Topic: recursive let in

Anatole Dedecker (Sep 09 2020 at 11:51):

Programming question here. Is there some way to define a recursive function using a let ... in expression ? Here's an example in Haskell, which I don't manage to translate to Lean :

fac n =
  let
    aux 0 acc = acc
    aux n acc = aux (n-1) (n*acc)
  in
  aux n 1

Reid Barton (Sep 09 2020 at 12:02):

No, I think you have to float aux out to a top-level function if you want to use the equation compiler. Alternatively you could use the recursor directly (either in term mode or in tactic mode).

Anatole Dedecker (Sep 09 2020 at 12:03):

Ok, thanks !

Anatole Dedecker (Sep 09 2020 at 12:09):

Actually, we can even use tactic mode :sweat_smile:

def fac (n : ℕ) :=
  let aux : ℕ → ℕ → ℕ :=
    begin
      intros k,
      induction k with k hk,
      { exact id },
      { intros acc,
        exact hk ((k+1) * acc) }
    end
  in aux n 1

Kevin Buzzard (Sep 09 2020 at 12:12):

can you prove anything about it though?

Kevin Buzzard (Sep 09 2020 at 12:12):

I am a bit scared about the proof term which induction gives you...

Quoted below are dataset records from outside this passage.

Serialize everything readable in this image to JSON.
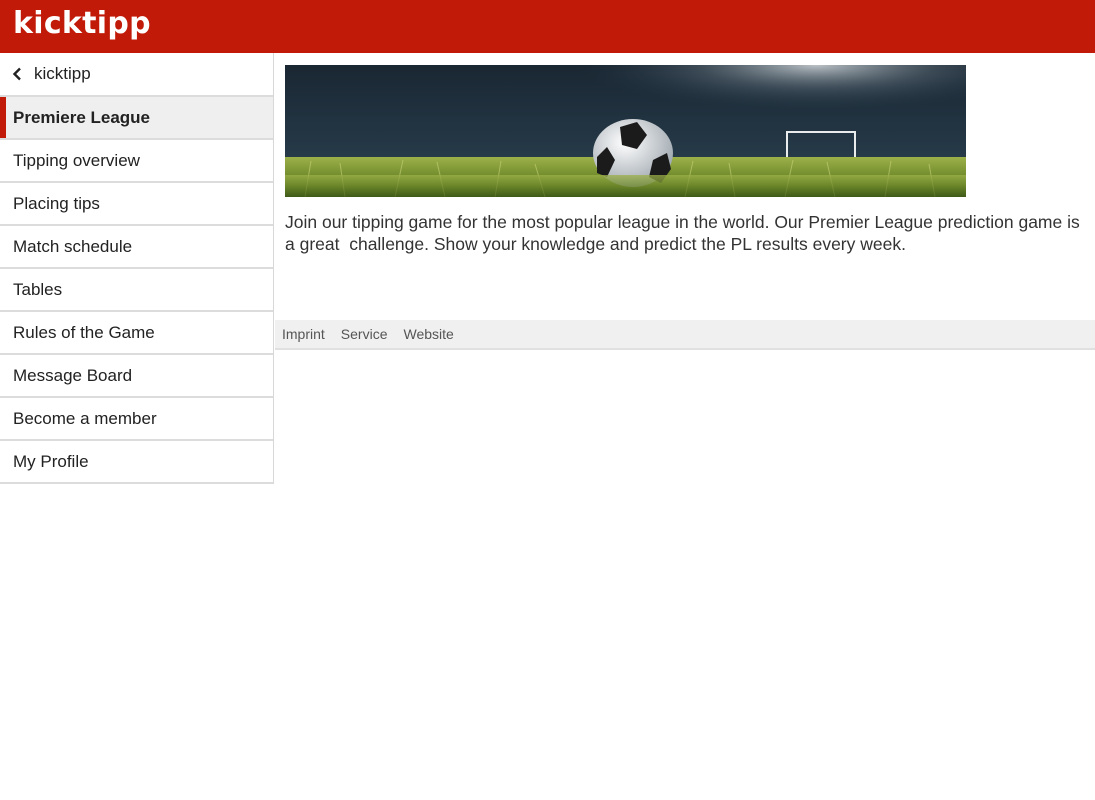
{
  "header": {
    "logo_text": "kicktipp",
    "brand_color": "#c11a08"
  },
  "sidebar": {
    "back": {
      "icon": "chevron-left-icon",
      "label": "kicktipp"
    },
    "items": [
      {
        "label": "Premiere League",
        "active": true
      },
      {
        "label": "Tipping overview",
        "active": false
      },
      {
        "label": "Placing tips",
        "active": false
      },
      {
        "label": "Match schedule",
        "active": false
      },
      {
        "label": "Tables",
        "active": false
      },
      {
        "label": "Rules of the Game",
        "active": false
      },
      {
        "label": "Message Board",
        "active": false
      },
      {
        "label": "Become a member",
        "active": false
      },
      {
        "label": "My Profile",
        "active": false
      }
    ]
  },
  "main": {
    "banner": {
      "alt": "Soccer ball on grass with goal in background"
    },
    "intro_text": "Join our tipping game for the most popular league in the world. Our Premier League prediction game is a great  challenge. Show your knowledge and predict the PL results every week.",
    "footer_links": [
      "Imprint",
      "Service",
      "Website"
    ]
  }
}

Anatole Dedecker (Sep 09 2020 at 12:13):

It looks okay actually. And at least it evaluates correctly

Reid Barton (Sep 09 2020 at 12:14):

If you want to prove things about it then it's probably better to float it to top-level

Anatole Dedecker (Sep 09 2020 at 12:14):

Indeed !

Kevin Buzzard (Sep 09 2020 at 12:14):

can you prove (n+1)!=(n+1)*n! using your definition?

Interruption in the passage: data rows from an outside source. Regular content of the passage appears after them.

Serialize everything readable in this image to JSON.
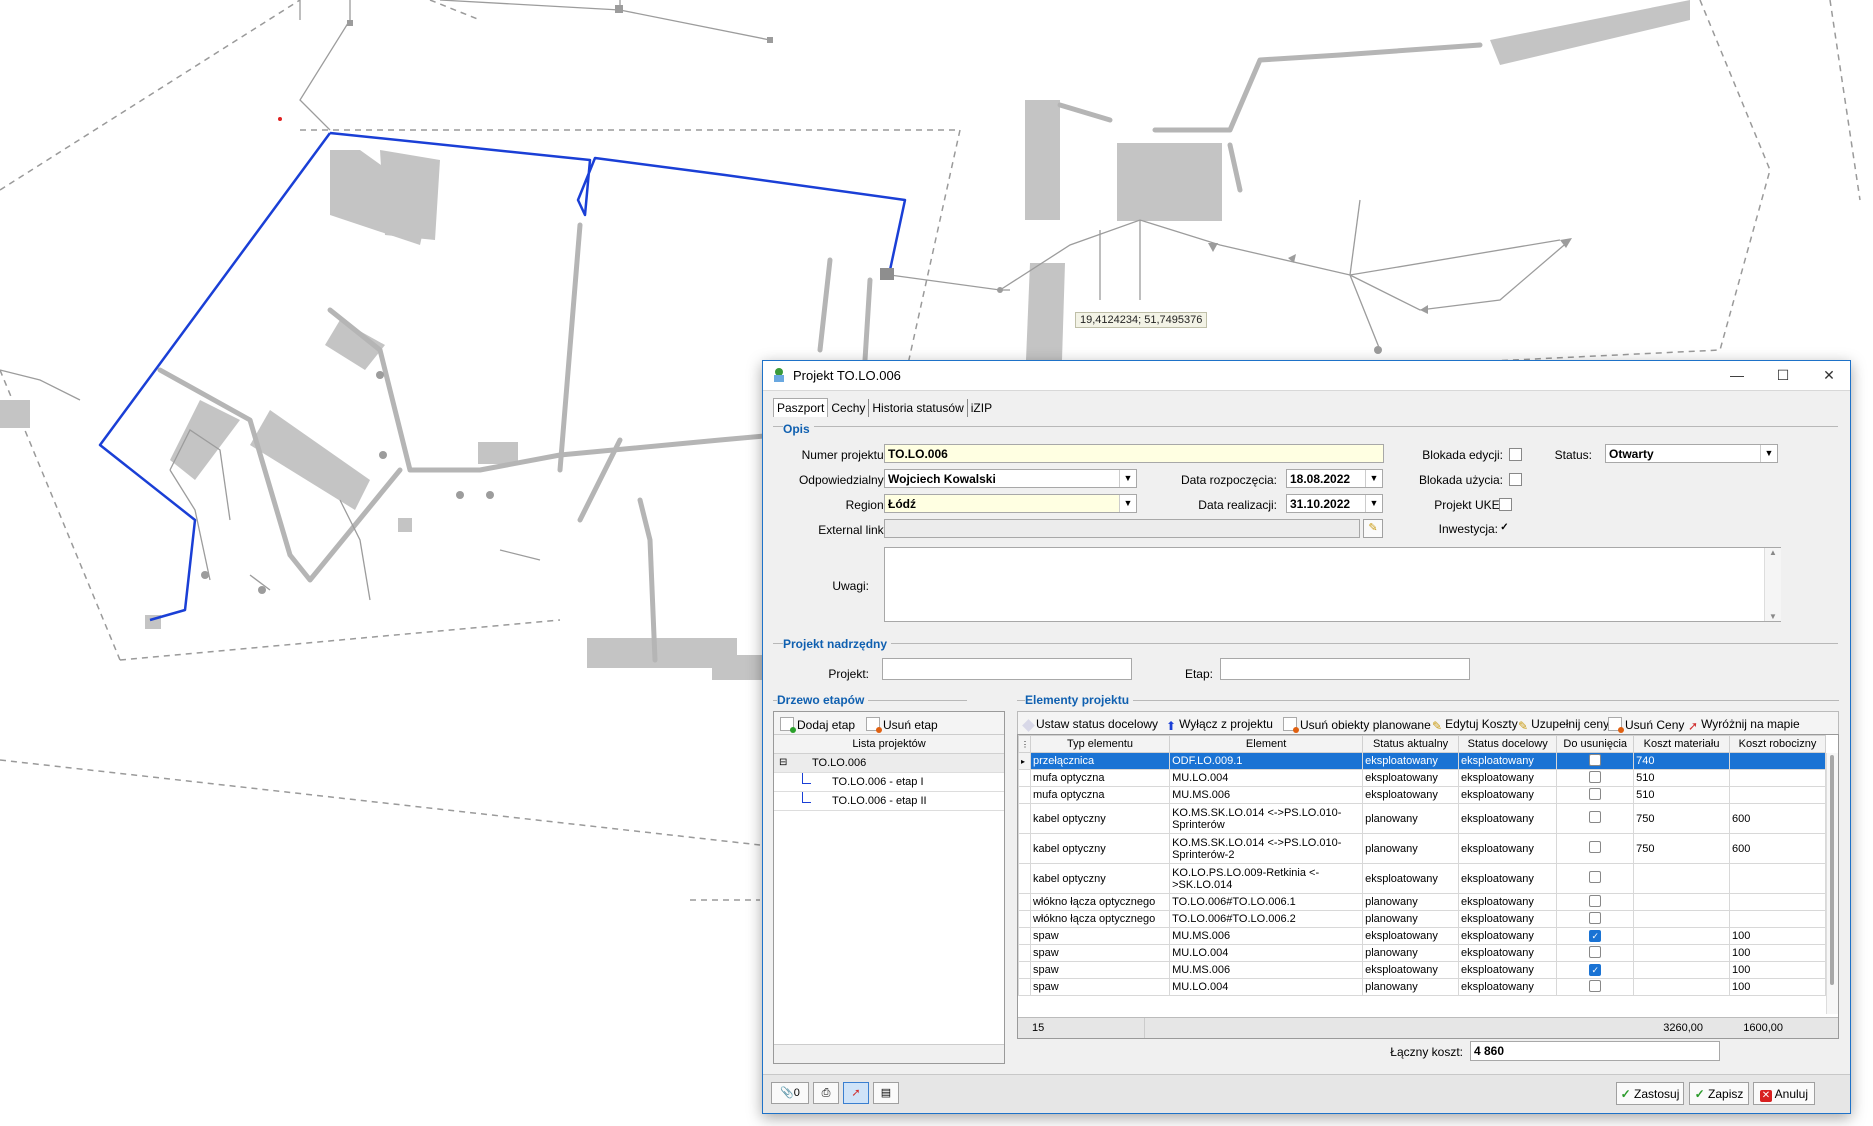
{
  "map": {
    "coordinate_readout": "19,4124234; 51,7495376"
  },
  "dialog": {
    "title": "Projekt TO.LO.006",
    "tabs": [
      "Paszport",
      "Cechy",
      "Historia statusów",
      "iZIP"
    ],
    "opis": {
      "section": "Opis",
      "numer_label": "Numer projektu:",
      "numer_value": "TO.LO.006",
      "odpowiedzialny_label": "Odpowiedzialny:",
      "odpowiedzialny_value": "Wojciech Kowalski",
      "region_label": "Region:",
      "region_value": "Łódź",
      "external_label": "External link:",
      "external_value": "",
      "uwagi_label": "Uwagi:",
      "uwagi_value": "",
      "data_rozp_label": "Data rozpoczęcia:",
      "data_rozp_value": "18.08.2022",
      "data_real_label": "Data realizacji:",
      "data_real_value": "31.10.2022",
      "blokada_edycji_label": "Blokada edycji:",
      "blokada_edycji": false,
      "blokada_uzycia_label": "Blokada użycia:",
      "blokada_uzycia": false,
      "projekt_uke_label": "Projekt UKE:",
      "projekt_uke": false,
      "inwestycja_label": "Inwestycja:",
      "inwestycja": true,
      "status_label": "Status:",
      "status_value": "Otwarty"
    },
    "nadrzedny": {
      "section": "Projekt nadrzędny",
      "projekt_label": "Projekt:",
      "projekt_value": "",
      "etap_label": "Etap:",
      "etap_value": ""
    },
    "drzewo": {
      "section": "Drzewo etapów",
      "add_btn": "Dodaj etap",
      "remove_btn": "Usuń etap",
      "list_header": "Lista projektów",
      "root": "TO.LO.006",
      "children": [
        "TO.LO.006 - etap I",
        "TO.LO.006 - etap II"
      ]
    },
    "elementy": {
      "section": "Elementy projektu",
      "toolbar": [
        "Ustaw status docelowy",
        "Wyłącz z projektu",
        "Usuń obiekty planowane",
        "Edytuj Koszty",
        "Uzupełnij ceny",
        "Usuń Ceny",
        "Wyróżnij na mapie"
      ],
      "columns": [
        "Typ elementu",
        "Element",
        "Status aktualny",
        "Status docelowy",
        "Do usunięcia",
        "Koszt materiału",
        "Koszt robocizny"
      ],
      "rows": [
        {
          "typ": "przełącznica",
          "element": "ODF.LO.009.1",
          "akt": "eksploatowany",
          "doc": "eksploatowany",
          "del": false,
          "mat": "740",
          "rob": ""
        },
        {
          "typ": "mufa optyczna",
          "element": "MU.LO.004",
          "akt": "eksploatowany",
          "doc": "eksploatowany",
          "del": false,
          "mat": "510",
          "rob": ""
        },
        {
          "typ": "mufa optyczna",
          "element": "MU.MS.006",
          "akt": "eksploatowany",
          "doc": "eksploatowany",
          "del": false,
          "mat": "510",
          "rob": ""
        },
        {
          "typ": "kabel optyczny",
          "element": "KO.MS.SK.LO.014 <->PS.LO.010-Sprinterów",
          "akt": "planowany",
          "doc": "eksploatowany",
          "del": false,
          "mat": "750",
          "rob": "600"
        },
        {
          "typ": "kabel optyczny",
          "element": "KO.MS.SK.LO.014 <->PS.LO.010-Sprinterów-2",
          "akt": "planowany",
          "doc": "eksploatowany",
          "del": false,
          "mat": "750",
          "rob": "600"
        },
        {
          "typ": "kabel optyczny",
          "element": "KO.LO.PS.LO.009-Retkinia <->SK.LO.014",
          "akt": "eksploatowany",
          "doc": "eksploatowany",
          "del": false,
          "mat": "",
          "rob": ""
        },
        {
          "typ": "włókno łącza optycznego",
          "element": "TO.LO.006#TO.LO.006.1",
          "akt": "planowany",
          "doc": "eksploatowany",
          "del": false,
          "mat": "",
          "rob": ""
        },
        {
          "typ": "włókno łącza optycznego",
          "element": "TO.LO.006#TO.LO.006.2",
          "akt": "planowany",
          "doc": "eksploatowany",
          "del": false,
          "mat": "",
          "rob": ""
        },
        {
          "typ": "spaw",
          "element": "MU.MS.006",
          "akt": "eksploatowany",
          "doc": "eksploatowany",
          "del": true,
          "mat": "",
          "rob": "100"
        },
        {
          "typ": "spaw",
          "element": "MU.LO.004",
          "akt": "planowany",
          "doc": "eksploatowany",
          "del": false,
          "mat": "",
          "rob": "100"
        },
        {
          "typ": "spaw",
          "element": "MU.MS.006",
          "akt": "eksploatowany",
          "doc": "eksploatowany",
          "del": true,
          "mat": "",
          "rob": "100"
        },
        {
          "typ": "spaw",
          "element": "MU.LO.004",
          "akt": "planowany",
          "doc": "eksploatowany",
          "del": false,
          "mat": "",
          "rob": "100"
        }
      ],
      "footer_count": "15",
      "footer_mat": "3260,00",
      "footer_rob": "1600,00",
      "laczny_label": "Łączny koszt:",
      "laczny_value": "4 860"
    },
    "bottom": {
      "attach_count": "0",
      "zastosuj": "Zastosuj",
      "zapisz": "Zapisz",
      "anuluj": "Anuluj"
    }
  }
}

Anatole Dedecker (Sep 09 2020 at 13:09):

Oh that's quite annoying indeed...

Chris Wong (Sep 10 2020 at 12:20):

Is hk just the identity function here? Trying to wrap my head around what that induction is doing...

Eric Wieser (Sep 10 2020 at 13:56):

@Kevin Buzzard, I was able to prove it with

lemma rec_succ {C: ℕ → Type} {zero_f : C 0} {succ_f : Π n, C n → C n.succ} (n : ℕ) :
  @nat.rec C zero_f succ_f (n + 1) = succ_f n (@nat.rec C zero_f succ_f n) := rfl

example (n : ℕ) : fac (n + 1) = (n+1)*(fac n) := begin
  dsimp only [fac],
  conv_lhs {
    rw (rec_succ n),
    rw mul_one,
  },
  generalize : n + 1 = m,
  induction n with n' generalizing m,
  { simp, },
  {
    conv_lhs { rw n_ih},
    conv_rhs { rw n_ih},
    ring,
  }
end

Although I feel like rec_succ should be builtin somewhere

Eric Wieser (Sep 10 2020 at 14:24):

Ah, dsimp can handle it after a nat.add_one:

example (n : ℕ) : fac (n + 1) = (n+1)*(fac n) := begin
  rw nat.add_one n,
  dsimp only [fac],
  rw [mul_one, nat.add_one n],
  generalize : n.succ = m,
  induction n with n' generalizing m,
  { simp, },
  { conv_lhs { rw n_ih }, conv_rhs { rw n_ih }, ring, }
end

Last updated: Dec 20 2023 at 11:08 UTC